A thousand monkeys typing Hamlet: what does “good” mean?

Nick Fisher

4 October 2018

hamlet

At Lexico, we’re really focused on automating paperwork. Our goal is pretty simple – we want people to focus on questions and answers, not typing and editing.

As you’d expect, we’re looking at how machine learning can help do this. This means we’re constantly experimenting with natural language models – generating sentences, guessing at answers, filling in the blanks, just to name a few. We’re not releasing anything into production just yet, but we’re convinced this will play a huge role in the future workplace.

You’re probably familiar with the trope – a hall of monkeys, madly tapping away on typewriters, eventually coming up with Hamlet. Many of us would have encountered the image in any number of places, from The Simpsons to The Hitchhiker’s Guide to the Galaxy, despite having its origin in statistical mechanics.

One thing we’d never even considered was the automatic generation of poetry, which we came across at a conference in Melbourne earlier this year.

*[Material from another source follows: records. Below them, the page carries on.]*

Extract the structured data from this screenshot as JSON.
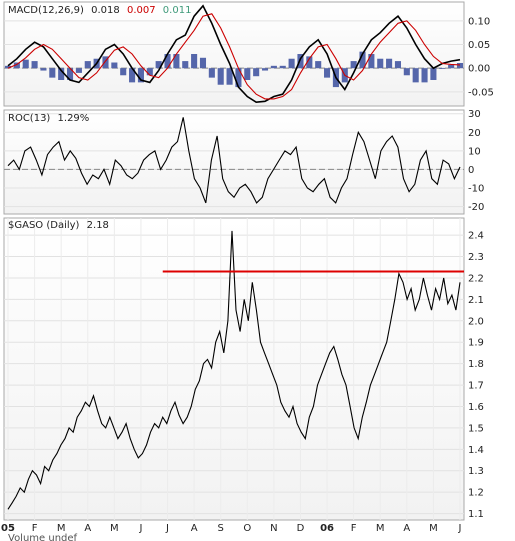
{
  "chart_data": [
    {
      "type": "line",
      "panel": "macd",
      "title_prefix": "MACD(12,26,9)",
      "legend": [
        {
          "label": "0.018",
          "color": "#000000"
        },
        {
          "label": "0.007",
          "color": "#cc0000"
        },
        {
          "label": "0.011",
          "color": "#3f9a7a"
        }
      ],
      "ylim": [
        -0.08,
        0.14
      ],
      "yticks": [
        0.1,
        0.05,
        0.0,
        -0.05
      ],
      "ytick_labels": [
        "0.10",
        "0.05",
        "0.00",
        "-0.05"
      ],
      "zero_line": 0.0,
      "series": [
        {
          "name": "MACD",
          "color": "#000000",
          "weight": "heavy",
          "values": [
            0.005,
            0.02,
            0.04,
            0.055,
            0.045,
            0.02,
            -0.005,
            -0.025,
            -0.03,
            -0.01,
            0.01,
            0.04,
            0.05,
            0.03,
            0.0,
            -0.025,
            -0.03,
            -0.005,
            0.03,
            0.06,
            0.07,
            0.11,
            0.132,
            0.095,
            0.05,
            0.01,
            -0.04,
            -0.06,
            -0.072,
            -0.07,
            -0.06,
            -0.055,
            -0.025,
            0.02,
            0.045,
            0.06,
            0.03,
            -0.02,
            -0.045,
            -0.01,
            0.03,
            0.06,
            0.075,
            0.095,
            0.11,
            0.085,
            0.05,
            0.02,
            0.0,
            0.01,
            0.015,
            0.018
          ]
        },
        {
          "name": "Signal",
          "color": "#cc0000",
          "weight": "thin",
          "values": [
            0.0,
            0.008,
            0.022,
            0.04,
            0.05,
            0.04,
            0.02,
            0.0,
            -0.02,
            -0.025,
            -0.01,
            0.015,
            0.038,
            0.045,
            0.03,
            0.005,
            -0.015,
            -0.02,
            0.0,
            0.03,
            0.055,
            0.08,
            0.11,
            0.115,
            0.085,
            0.045,
            0.0,
            -0.035,
            -0.055,
            -0.065,
            -0.065,
            -0.06,
            -0.045,
            -0.01,
            0.02,
            0.045,
            0.05,
            0.02,
            -0.015,
            -0.025,
            -0.005,
            0.03,
            0.055,
            0.075,
            0.095,
            0.1,
            0.08,
            0.05,
            0.025,
            0.01,
            0.008,
            0.007
          ]
        },
        {
          "name": "Histogram",
          "color": "#5566aa",
          "style": "bars",
          "values": [
            0.005,
            0.012,
            0.018,
            0.015,
            -0.005,
            -0.02,
            -0.025,
            -0.025,
            -0.01,
            0.015,
            0.02,
            0.025,
            0.012,
            -0.015,
            -0.03,
            -0.03,
            -0.015,
            0.015,
            0.03,
            0.03,
            0.015,
            0.03,
            0.022,
            -0.02,
            -0.035,
            -0.035,
            -0.04,
            -0.025,
            -0.017,
            -0.005,
            0.005,
            0.005,
            0.02,
            0.03,
            0.025,
            0.015,
            -0.02,
            -0.04,
            -0.03,
            0.015,
            0.035,
            0.03,
            0.02,
            0.02,
            0.015,
            -0.015,
            -0.03,
            -0.03,
            -0.025,
            0.0,
            0.007,
            0.011
          ]
        }
      ]
    },
    {
      "type": "line",
      "panel": "roc",
      "title_prefix": "ROC(13)",
      "legend": [
        {
          "label": "1.29%",
          "color": "#000000"
        }
      ],
      "ylim": [
        -24,
        32
      ],
      "yticks": [
        30,
        20,
        10,
        0,
        -10,
        -20
      ],
      "ytick_labels": [
        "30",
        "20",
        "10",
        "0",
        "-10",
        "-20"
      ],
      "zero_line": 0,
      "series": [
        {
          "name": "ROC",
          "color": "#000000",
          "values": [
            2,
            5,
            0,
            10,
            12,
            5,
            -3,
            8,
            12,
            15,
            5,
            10,
            6,
            -2,
            -8,
            -3,
            -5,
            0,
            -8,
            5,
            2,
            -3,
            -5,
            -2,
            5,
            8,
            10,
            0,
            5,
            12,
            15,
            28,
            10,
            -5,
            -10,
            -18,
            5,
            18,
            -5,
            -12,
            -15,
            -10,
            -8,
            -12,
            -18,
            -15,
            -5,
            0,
            5,
            10,
            8,
            12,
            -5,
            -10,
            -12,
            -8,
            -5,
            -15,
            -18,
            -10,
            -5,
            8,
            20,
            15,
            5,
            -5,
            10,
            15,
            18,
            12,
            -5,
            -12,
            -8,
            5,
            10,
            -5,
            -8,
            5,
            3,
            -5,
            1.29
          ]
        }
      ]
    },
    {
      "type": "line",
      "panel": "price",
      "title_prefix": "$GASO (Daily)",
      "legend": [
        {
          "label": "2.18",
          "color": "#000000"
        }
      ],
      "ylim": [
        1.07,
        2.48
      ],
      "yticks": [
        2.4,
        2.3,
        2.2,
        2.1,
        2.0,
        1.9,
        1.8,
        1.7,
        1.6,
        1.5,
        1.4,
        1.3,
        1.2,
        1.1
      ],
      "ytick_labels": [
        "2.4",
        "2.3",
        "2.2",
        "2.1",
        "2.0",
        "1.9",
        "1.8",
        "1.7",
        "1.6",
        "1.5",
        "1.4",
        "1.3",
        "1.2",
        "1.1"
      ],
      "series": [
        {
          "name": "$GASO",
          "color": "#000000",
          "values": [
            1.12,
            1.15,
            1.18,
            1.22,
            1.2,
            1.26,
            1.3,
            1.28,
            1.24,
            1.32,
            1.3,
            1.35,
            1.38,
            1.42,
            1.45,
            1.5,
            1.48,
            1.55,
            1.58,
            1.62,
            1.6,
            1.65,
            1.58,
            1.52,
            1.5,
            1.55,
            1.5,
            1.45,
            1.48,
            1.52,
            1.45,
            1.4,
            1.36,
            1.38,
            1.42,
            1.48,
            1.52,
            1.5,
            1.55,
            1.52,
            1.58,
            1.62,
            1.56,
            1.52,
            1.55,
            1.6,
            1.68,
            1.72,
            1.8,
            1.82,
            1.78,
            1.9,
            1.95,
            1.85,
            2.0,
            2.42,
            2.05,
            1.95,
            2.1,
            2.0,
            2.18,
            2.05,
            1.9,
            1.85,
            1.8,
            1.75,
            1.7,
            1.62,
            1.58,
            1.55,
            1.6,
            1.52,
            1.48,
            1.45,
            1.55,
            1.6,
            1.7,
            1.75,
            1.8,
            1.85,
            1.88,
            1.82,
            1.75,
            1.7,
            1.6,
            1.5,
            1.45,
            1.55,
            1.62,
            1.7,
            1.75,
            1.8,
            1.85,
            1.9,
            2.0,
            2.1,
            2.22,
            2.18,
            2.1,
            2.15,
            2.05,
            2.1,
            2.2,
            2.12,
            2.05,
            2.15,
            2.1,
            2.2,
            2.08,
            2.12,
            2.05,
            2.18
          ]
        }
      ],
      "resistance": {
        "value": 2.23,
        "color": "#dd0000",
        "start_index": 38
      },
      "x_tick_labels": [
        "05",
        "F",
        "M",
        "A",
        "M",
        "J",
        "J",
        "A",
        "S",
        "O",
        "N",
        "D",
        "06",
        "F",
        "M",
        "A",
        "M",
        "J"
      ]
    }
  ],
  "footer": {
    "text": "Volume undef"
  }
}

Lexico definitely won’t be releasing a poetry generator any time soon. But there are interesting similarities beneath the surface.

The creators of the poetry generator focused on form: rhyme, rhythm and meter. From a technical perspective, looking at the metrics they focused on in building the models, the algorithms performed very well. A “crowd” evaluation by lay people (i.e. not poetry experts) couldn’t tell the automated poetry from that authored by breathing humans – it turns out most people just focus on rhyme. An expert in the form of a Professor of English literature, though, found the machine-generated work to “lack readability and emotion”.

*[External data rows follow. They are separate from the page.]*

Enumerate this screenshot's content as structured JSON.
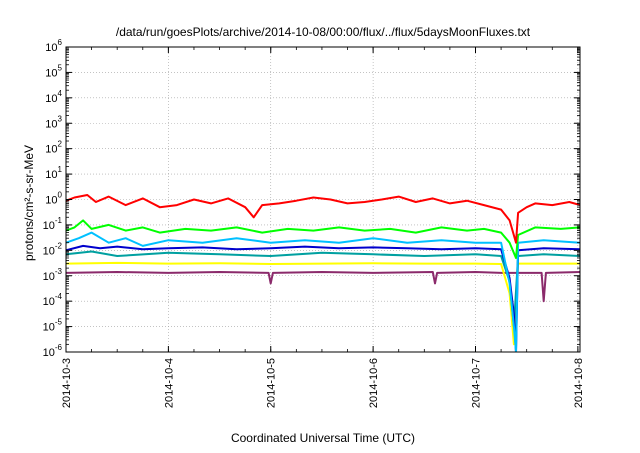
{
  "chart_data": {
    "type": "line",
    "title": "/data/run/goesPlots/archive/2014-10-08/00:00/flux/../flux/5daysMoonFluxes.txt",
    "xlabel": "Coordinated Universal Time (UTC)",
    "ylabel": "protons/cm²-s-sr-MeV",
    "y_scale": "log",
    "ylim": [
      1e-06,
      1000000.0
    ],
    "xlim": [
      "2014-10-03",
      "2014-10-08 00:30"
    ],
    "grid": true,
    "x_ticks": [
      "2014-10-3",
      "2014-10-4",
      "2014-10-5",
      "2014-10-6",
      "2014-10-7",
      "2014-10-8"
    ],
    "y_ticks": [
      {
        "mantissa": "10",
        "exponent": "-6",
        "value": 1e-06
      },
      {
        "mantissa": "10",
        "exponent": "-5",
        "value": 1e-05
      },
      {
        "mantissa": "10",
        "exponent": "-4",
        "value": 0.0001
      },
      {
        "mantissa": "10",
        "exponent": "-3",
        "value": 0.001
      },
      {
        "mantissa": "10",
        "exponent": "-2",
        "value": 0.01
      },
      {
        "mantissa": "10",
        "exponent": "-1",
        "value": 0.1
      },
      {
        "mantissa": "10",
        "exponent": "0",
        "value": 1
      },
      {
        "mantissa": "10",
        "exponent": "1",
        "value": 10
      },
      {
        "mantissa": "10",
        "exponent": "2",
        "value": 100
      },
      {
        "mantissa": "10",
        "exponent": "3",
        "value": 1000
      },
      {
        "mantissa": "10",
        "exponent": "4",
        "value": 10000
      },
      {
        "mantissa": "10",
        "exponent": "5",
        "value": 100000
      },
      {
        "mantissa": "10",
        "exponent": "6",
        "value": 1000000
      }
    ],
    "series": [
      {
        "color": "#ff0000",
        "x": [
          "2014-10-03 00:00",
          "2014-10-03 02:00",
          "2014-10-03 05:00",
          "2014-10-03 07:00",
          "2014-10-03 10:00",
          "2014-10-03 14:00",
          "2014-10-03 18:00",
          "2014-10-03 22:00",
          "2014-10-04 02:00",
          "2014-10-04 06:00",
          "2014-10-04 10:00",
          "2014-10-04 14:00",
          "2014-10-04 18:00",
          "2014-10-04 20:00",
          "2014-10-04 22:00",
          "2014-10-05 02:00",
          "2014-10-05 06:00",
          "2014-10-05 10:00",
          "2014-10-05 14:00",
          "2014-10-05 18:00",
          "2014-10-05 22:00",
          "2014-10-06 02:00",
          "2014-10-06 06:00",
          "2014-10-06 10:00",
          "2014-10-06 14:00",
          "2014-10-06 18:00",
          "2014-10-06 22:00",
          "2014-10-07 02:00",
          "2014-10-07 06:00",
          "2014-10-07 08:00",
          "2014-10-07 09:30",
          "2014-10-07 10:00",
          "2014-10-07 12:00",
          "2014-10-07 14:00",
          "2014-10-07 18:00",
          "2014-10-07 22:00",
          "2014-10-08 00:30"
        ],
        "y": [
          0.9,
          1.2,
          1.5,
          0.8,
          1.3,
          0.6,
          1.1,
          0.5,
          0.6,
          1.0,
          0.7,
          1.1,
          0.5,
          0.2,
          0.6,
          0.7,
          0.9,
          1.2,
          1.0,
          0.7,
          0.8,
          1.0,
          1.3,
          0.8,
          1.1,
          0.7,
          0.9,
          0.6,
          0.4,
          0.15,
          0.02,
          0.3,
          0.5,
          0.7,
          0.6,
          0.8,
          0.6
        ]
      },
      {
        "color": "#00ff00",
        "x": [
          "2014-10-03 00:00",
          "2014-10-03 02:00",
          "2014-10-03 04:00",
          "2014-10-03 06:00",
          "2014-10-03 10:00",
          "2014-10-03 14:00",
          "2014-10-03 18:00",
          "2014-10-03 22:00",
          "2014-10-04 04:00",
          "2014-10-04 10:00",
          "2014-10-04 16:00",
          "2014-10-04 22:00",
          "2014-10-05 04:00",
          "2014-10-05 10:00",
          "2014-10-05 16:00",
          "2014-10-05 22:00",
          "2014-10-06 04:00",
          "2014-10-06 10:00",
          "2014-10-06 16:00",
          "2014-10-06 22:00",
          "2014-10-07 02:00",
          "2014-10-07 06:00",
          "2014-10-07 08:00",
          "2014-10-07 09:30",
          "2014-10-07 10:00",
          "2014-10-07 14:00",
          "2014-10-07 20:00",
          "2014-10-08 00:30"
        ],
        "y": [
          0.06,
          0.08,
          0.15,
          0.07,
          0.1,
          0.06,
          0.08,
          0.05,
          0.07,
          0.06,
          0.08,
          0.05,
          0.07,
          0.06,
          0.08,
          0.06,
          0.07,
          0.05,
          0.08,
          0.06,
          0.07,
          0.05,
          0.02,
          0.005,
          0.04,
          0.08,
          0.07,
          0.08
        ]
      },
      {
        "color": "#00c0ff",
        "x": [
          "2014-10-03 00:00",
          "2014-10-03 03:00",
          "2014-10-03 06:00",
          "2014-10-03 10:00",
          "2014-10-03 14:00",
          "2014-10-03 18:00",
          "2014-10-04 00:00",
          "2014-10-04 08:00",
          "2014-10-04 16:00",
          "2014-10-05 00:00",
          "2014-10-05 08:00",
          "2014-10-05 16:00",
          "2014-10-06 00:00",
          "2014-10-06 08:00",
          "2014-10-06 16:00",
          "2014-10-07 00:00",
          "2014-10-07 06:00",
          "2014-10-07 08:00",
          "2014-10-07 09:00",
          "2014-10-07 09:30",
          "2014-10-07 10:00",
          "2014-10-07 16:00",
          "2014-10-08 00:30"
        ],
        "y": [
          0.02,
          0.03,
          0.05,
          0.02,
          0.03,
          0.015,
          0.025,
          0.02,
          0.03,
          0.02,
          0.025,
          0.02,
          0.03,
          0.02,
          0.025,
          0.02,
          0.02,
          0.0005,
          1e-05,
          1e-06,
          0.02,
          0.025,
          0.02
        ]
      },
      {
        "color": "#0000cd",
        "x": [
          "2014-10-03 00:00",
          "2014-10-03 04:00",
          "2014-10-03 08:00",
          "2014-10-03 12:00",
          "2014-10-03 18:00",
          "2014-10-04 00:00",
          "2014-10-04 08:00",
          "2014-10-04 16:00",
          "2014-10-05 00:00",
          "2014-10-05 08:00",
          "2014-10-05 16:00",
          "2014-10-06 00:00",
          "2014-10-06 08:00",
          "2014-10-06 16:00",
          "2014-10-07 00:00",
          "2014-10-07 06:00",
          "2014-10-07 08:00",
          "2014-10-07 09:00",
          "2014-10-07 09:30",
          "2014-10-07 10:00",
          "2014-10-07 16:00",
          "2014-10-08 00:30"
        ],
        "y": [
          0.01,
          0.015,
          0.012,
          0.014,
          0.011,
          0.012,
          0.013,
          0.011,
          0.012,
          0.014,
          0.012,
          0.013,
          0.012,
          0.011,
          0.012,
          0.011,
          0.0008,
          3e-05,
          1e-06,
          0.01,
          0.012,
          0.011
        ]
      },
      {
        "color": "#00a0a0",
        "x": [
          "2014-10-03 00:00",
          "2014-10-03 06:00",
          "2014-10-03 12:00",
          "2014-10-04 00:00",
          "2014-10-04 12:00",
          "2014-10-05 00:00",
          "2014-10-05 12:00",
          "2014-10-06 00:00",
          "2014-10-06 12:00",
          "2014-10-07 00:00",
          "2014-10-07 06:00",
          "2014-10-07 08:00",
          "2014-10-07 09:00",
          "2014-10-07 10:00",
          "2014-10-07 16:00",
          "2014-10-08 00:30"
        ],
        "y": [
          0.007,
          0.009,
          0.006,
          0.008,
          0.007,
          0.006,
          0.008,
          0.007,
          0.006,
          0.007,
          0.006,
          0.0006,
          1e-05,
          0.006,
          0.007,
          0.006
        ]
      },
      {
        "color": "#ffff00",
        "x": [
          "2014-10-03 00:00",
          "2014-10-03 12:00",
          "2014-10-04 00:00",
          "2014-10-04 12:00",
          "2014-10-05 00:00",
          "2014-10-05 12:00",
          "2014-10-06 00:00",
          "2014-10-06 12:00",
          "2014-10-07 00:00",
          "2014-10-07 06:00",
          "2014-10-07 08:00",
          "2014-10-07 09:00",
          "2014-10-07 10:00",
          "2014-10-07 20:00",
          "2014-10-08 00:30"
        ],
        "y": [
          0.003,
          0.0032,
          0.003,
          0.0031,
          0.0029,
          0.003,
          0.0031,
          0.003,
          0.003,
          0.0029,
          0.0002,
          2e-06,
          0.003,
          0.003,
          0.003
        ]
      },
      {
        "color": "#8b2a6b",
        "x": [
          "2014-10-03 00:00",
          "2014-10-03 12:00",
          "2014-10-04 00:00",
          "2014-10-04 12:00",
          "2014-10-04 23:30",
          "2014-10-05 00:00",
          "2014-10-05 00:30",
          "2014-10-05 12:00",
          "2014-10-06 00:00",
          "2014-10-06 14:00",
          "2014-10-06 14:30",
          "2014-10-06 15:00",
          "2014-10-07 00:00",
          "2014-10-07 06:00",
          "2014-10-07 08:00",
          "2014-10-07 10:00",
          "2014-10-07 15:30",
          "2014-10-07 16:00",
          "2014-10-07 16:30",
          "2014-10-08 00:30"
        ],
        "y": [
          0.0013,
          0.0014,
          0.0013,
          0.0014,
          0.0013,
          0.0005,
          0.0013,
          0.0014,
          0.0013,
          0.0014,
          0.0005,
          0.0013,
          0.0014,
          0.0013,
          0.0013,
          0.0013,
          0.0013,
          0.0001,
          0.0013,
          0.0014
        ]
      }
    ]
  }
}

While our domain is certainly different from poetry, the underlying question is definitely valid – what does it mean for a piece of language to be “good”?

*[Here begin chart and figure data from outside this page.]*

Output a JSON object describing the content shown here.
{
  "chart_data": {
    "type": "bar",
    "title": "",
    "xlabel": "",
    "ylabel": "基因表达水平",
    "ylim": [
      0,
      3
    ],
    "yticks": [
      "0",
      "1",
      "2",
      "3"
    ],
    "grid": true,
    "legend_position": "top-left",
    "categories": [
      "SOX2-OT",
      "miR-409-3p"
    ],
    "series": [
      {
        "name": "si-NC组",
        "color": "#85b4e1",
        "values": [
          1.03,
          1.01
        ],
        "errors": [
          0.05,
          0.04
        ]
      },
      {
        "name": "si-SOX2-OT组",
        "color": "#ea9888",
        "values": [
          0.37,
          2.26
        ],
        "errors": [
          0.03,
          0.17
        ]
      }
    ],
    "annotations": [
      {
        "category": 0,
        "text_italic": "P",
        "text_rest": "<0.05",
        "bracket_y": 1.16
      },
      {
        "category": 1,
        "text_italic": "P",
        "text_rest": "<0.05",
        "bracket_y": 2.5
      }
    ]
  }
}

Routine paperwork is probably easier to assess. It aims to convey information, so it can be said to succeed as long as the grammar is correct and the meaning comes across accurately (which is easier said than done, based on some documentation we’ve come across). Of course, there are more and less elegant ways to do anything, including paperwork, but there aren’t many people who go around criticizing the literary style and emotional impact of their superannuation form.

But poetry is a subjective art. We consider how – and how much – it makes us feel, which is an intensely personal experience. Who’s to say what’s “good”?

How can we really be confident that the outputs are correct? What does “correct” even mean in this context?

Going beyond poetry, there’s a critical question of ethics if we want to rely on automated systems for high-impact tasks: running dangerous manufacturing facilities, assessing probabilities of certain outcomes for insurance policies, sentencing convicted offenders, filtering potential candidates for jobs. There’s real difficulty in evaluating whether the results fit within a human conception of “right” in these contexts, where deep learning and big data challenge human understanding.

It is in reaction to this that we see efforts to bring more elusive, emotional human traits into AI. The poetic algorithms mentioned above were trained on 3000 sonnets written by humans. Facebook is working to develop human contextual understanding in the algorithms it is introducing to its content moderation processes – systems which could spare humans from exposure to images of atrocities and graphically explicit material. And the Allen Institute for Artificial Intelligence is pursuing a research initiative named Project Alexandra, which aims to introduce to AI a fundamentally human trait: common sense.

Lexico isn’t going to pass an emotional Turing Test any time soon. It won’t need to – after all, paperwork isn’t a particularly emotional experience, unless you’re talking about frustration. But we’re definitely focused on getting the right words in the right places – and ideally, we won’t need a thousand monkeys to do so.